Sampah-sampah tersebut, ungkap Anggi, dikumpulkan dari jalanan, sawah, maupun di tepi sungai.
Dia menuturkan, sampah yang terkumpul kemudian dipilah. Sampah yang masih baik dijadikan bahan membuat aneka mainan ataupun kreasi lainnya.
Dijelaskan Anggi, replika virus corona dibuat dari sampah plastik dan sisa bambu.
Sampah plastik dari botol air mineral dibuat untuk membuat ornamen replika virus corona.
Kerangka replika, terbuat dari bambu yang diperoleh secara cuma-cuma karena tidak digunakan oleh warga.
"Sampahnya kami kumpulkan dari sawah, dari sungai sama yang ada di jalan," kata Anggi, di Taman Kebun Ratu Jombang, Minggu (3/10/2021).
Aktivis lingkungan dari Ruang Hijau Indonesia Kabupaten Jombang, Shanti Ramadhani mengungkapkan, kepekaan anak-anak terhadap persoalan sampah perlu ditanamkan sejak dini.

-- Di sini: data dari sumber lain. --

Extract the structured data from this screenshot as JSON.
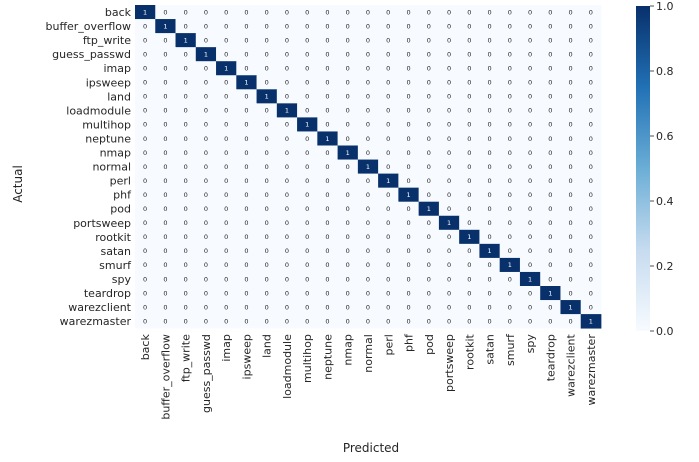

Menurut dia, persoalan sampah merupakan masalah klasik yang perlu ditangani dengan berbagai cara dan melibatkan berbagai unsur masyarakat, termasuk anak-anak.
Atas pertimbangan itu, pihaknya bersama aktivis dari Badala Nusantara melakukan pendampingan terhadap anak-anak Desa Tanjung Wadung.
Mereka diajak untuk mengenali, memilah, hingga mendaur ulang sampah dan menjadikannya sebagai produk bernilai.
"Awalnya kami melihat, ruang anak-anak untuk bermain dan belajar banyak timbunan sampah. Dari keprihatinan itu, kami mengajari anak-anak untuk menyelamatkan (sampah) plastik itu dari lingkungan agar tidak dibakar atau dibiarkan berserakan," kata Shanti.
Dia menjelaskan, pembuatan replika virus corona dari sampah plastik bertujuan untuk mendorong kepatuhan anak-anak dan masyarakat menerapkan protokol kesehatan.
Menurut Shanti, Pandemi Covid-19 menyebabkan anak-anak kehilangan banyak kesempatan belajar maupun bermain bersama teman-temannya.
Dia mengungkapkan, selain anak-anak di Desa Tanjung Wadung, pihaknya juga melakukan pendampingan terhadap di desa lain.
Langkah dan upaya para aktivis lingkungan mendapatkan dukungan dari Unicef dan Akatara Jurnalis Sayang Anak (JSA).